Hay dos formas para ajustar el gasto público a la nueva realidad económica del país. La rápida y la que decidió el Gobierno, que se tomará todos sus cuatro años para dejar unas cuentas fiscales más o menos saneadas.
El ofrecimiento de las autoridades es llegar al 2020 con un déficit fiscal manejable, de entre el 1 y 2% del PIB, lo cual será un gran desafío porque el año pasado el hueco fiscal estaba en el 7% y es probable que este año se repita una cifra similar.
La reducción del déficit es una tarea harto compleja, pero el Gobierno prevé hacerlo bajando básicamente la inversión pública y las amortizaciones por deuda pública. Esto último supone lograr una reestructuración de las obligaciones del Estado, una tarea que tomará un buen tiempo mientras se logra bajar el riesgo país y se consiguen créditos más baratos y a más largo plazo. Mientras tanto, un déficit fiscal elevado supone acudir a nuevo endeudamiento.
Del lado del gasto corriente no hay que esperar mayor cosa, aunque la semana pasada el Presidente de la República emitió el Decreto 135, que pudiera reducir el gasto corriente en unos USD 1 000 millones.
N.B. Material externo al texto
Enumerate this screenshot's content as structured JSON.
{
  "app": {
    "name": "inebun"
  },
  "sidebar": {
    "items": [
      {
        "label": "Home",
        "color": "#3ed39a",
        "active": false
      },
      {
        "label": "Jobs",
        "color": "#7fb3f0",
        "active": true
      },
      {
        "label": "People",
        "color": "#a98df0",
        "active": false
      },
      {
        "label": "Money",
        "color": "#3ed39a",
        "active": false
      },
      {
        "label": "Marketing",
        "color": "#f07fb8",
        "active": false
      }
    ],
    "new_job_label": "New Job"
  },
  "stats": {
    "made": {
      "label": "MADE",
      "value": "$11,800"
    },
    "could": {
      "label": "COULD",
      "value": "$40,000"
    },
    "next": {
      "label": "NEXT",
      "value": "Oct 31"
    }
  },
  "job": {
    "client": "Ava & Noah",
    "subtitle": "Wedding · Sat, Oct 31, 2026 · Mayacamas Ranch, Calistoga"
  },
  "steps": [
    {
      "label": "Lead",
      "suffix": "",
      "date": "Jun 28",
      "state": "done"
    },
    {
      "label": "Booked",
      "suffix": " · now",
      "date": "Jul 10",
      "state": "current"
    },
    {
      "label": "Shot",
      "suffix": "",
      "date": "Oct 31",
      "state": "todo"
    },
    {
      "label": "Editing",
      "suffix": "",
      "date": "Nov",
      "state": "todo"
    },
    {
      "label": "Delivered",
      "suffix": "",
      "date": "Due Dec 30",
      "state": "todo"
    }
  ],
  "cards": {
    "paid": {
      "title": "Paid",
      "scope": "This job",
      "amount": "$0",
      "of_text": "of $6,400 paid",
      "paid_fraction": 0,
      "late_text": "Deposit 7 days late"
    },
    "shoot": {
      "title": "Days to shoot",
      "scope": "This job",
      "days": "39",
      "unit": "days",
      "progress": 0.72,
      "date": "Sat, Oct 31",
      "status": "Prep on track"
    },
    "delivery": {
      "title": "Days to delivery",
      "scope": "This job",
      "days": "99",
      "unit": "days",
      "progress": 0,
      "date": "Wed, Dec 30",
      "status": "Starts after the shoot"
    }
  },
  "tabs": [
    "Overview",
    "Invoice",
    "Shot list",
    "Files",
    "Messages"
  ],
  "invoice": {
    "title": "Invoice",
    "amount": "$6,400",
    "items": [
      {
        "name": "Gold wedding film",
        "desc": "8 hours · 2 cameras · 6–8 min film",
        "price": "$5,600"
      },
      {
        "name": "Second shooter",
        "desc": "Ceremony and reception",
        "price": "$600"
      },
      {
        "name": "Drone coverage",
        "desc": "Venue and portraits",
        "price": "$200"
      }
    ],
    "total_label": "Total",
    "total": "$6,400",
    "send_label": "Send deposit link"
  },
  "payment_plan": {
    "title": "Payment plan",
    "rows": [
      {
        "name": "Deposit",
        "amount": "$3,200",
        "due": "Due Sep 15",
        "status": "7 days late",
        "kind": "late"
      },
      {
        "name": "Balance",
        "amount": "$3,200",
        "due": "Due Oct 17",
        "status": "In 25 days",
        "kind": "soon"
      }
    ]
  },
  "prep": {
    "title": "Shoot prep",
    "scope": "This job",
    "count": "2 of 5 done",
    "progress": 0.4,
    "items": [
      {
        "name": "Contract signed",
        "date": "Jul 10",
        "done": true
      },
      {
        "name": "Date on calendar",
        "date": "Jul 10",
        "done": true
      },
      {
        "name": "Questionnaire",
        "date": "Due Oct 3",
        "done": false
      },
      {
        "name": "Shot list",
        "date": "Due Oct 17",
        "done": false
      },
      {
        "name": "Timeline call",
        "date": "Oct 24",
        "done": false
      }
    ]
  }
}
Eso evidencia lo largo y difícil que es poner la casa en orden luego de una década de excesos, no solo en el gasto corriente sino también en el gasto de inversión.
Las 29 medidas que propone el Decreto 135, sea para bajar el gasto en personal o la compra de bienes y servicios, pone en evidencia el derroche en la ‘década ganada’, cuando el gasto en sueldos de la burocracia creció a un ritmo del 14% anual, mientras la economía lo hacía apenas al 3,3%.
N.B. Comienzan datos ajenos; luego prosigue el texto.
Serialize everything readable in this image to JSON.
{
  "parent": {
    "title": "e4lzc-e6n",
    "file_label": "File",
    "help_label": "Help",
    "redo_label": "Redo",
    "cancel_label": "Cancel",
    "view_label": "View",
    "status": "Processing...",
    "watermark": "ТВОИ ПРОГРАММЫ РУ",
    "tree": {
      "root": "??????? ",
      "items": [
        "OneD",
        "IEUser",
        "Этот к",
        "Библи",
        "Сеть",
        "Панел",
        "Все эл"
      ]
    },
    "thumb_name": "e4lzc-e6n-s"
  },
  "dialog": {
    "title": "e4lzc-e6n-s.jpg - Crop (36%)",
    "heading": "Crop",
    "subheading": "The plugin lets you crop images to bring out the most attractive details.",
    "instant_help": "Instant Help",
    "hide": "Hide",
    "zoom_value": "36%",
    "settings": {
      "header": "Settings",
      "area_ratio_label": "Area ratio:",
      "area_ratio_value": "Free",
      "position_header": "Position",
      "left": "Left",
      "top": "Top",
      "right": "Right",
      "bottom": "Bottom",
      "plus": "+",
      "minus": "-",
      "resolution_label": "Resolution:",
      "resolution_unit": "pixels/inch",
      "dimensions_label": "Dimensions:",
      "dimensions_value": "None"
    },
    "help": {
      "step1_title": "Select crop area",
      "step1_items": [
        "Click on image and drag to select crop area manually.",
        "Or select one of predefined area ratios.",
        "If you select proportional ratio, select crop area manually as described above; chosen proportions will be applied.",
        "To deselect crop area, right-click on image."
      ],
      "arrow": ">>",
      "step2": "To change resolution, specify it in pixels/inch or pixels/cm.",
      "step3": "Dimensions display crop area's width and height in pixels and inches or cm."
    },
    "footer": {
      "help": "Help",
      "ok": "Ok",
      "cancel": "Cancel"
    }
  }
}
Con la nueva burocracia creció el número de instituciones públicas, el gasto en arriendos de nuevos edificios, la compra de vehículos, el pago de viáticos y de seguridad para más funcionarios, bonos por eficiencia, más pasajes de avión, horas extras, celulares, consultorías, propaganda, etc.
Por ahora hay un decreto contra el despilfarro; el reto es que se logre ejecutar.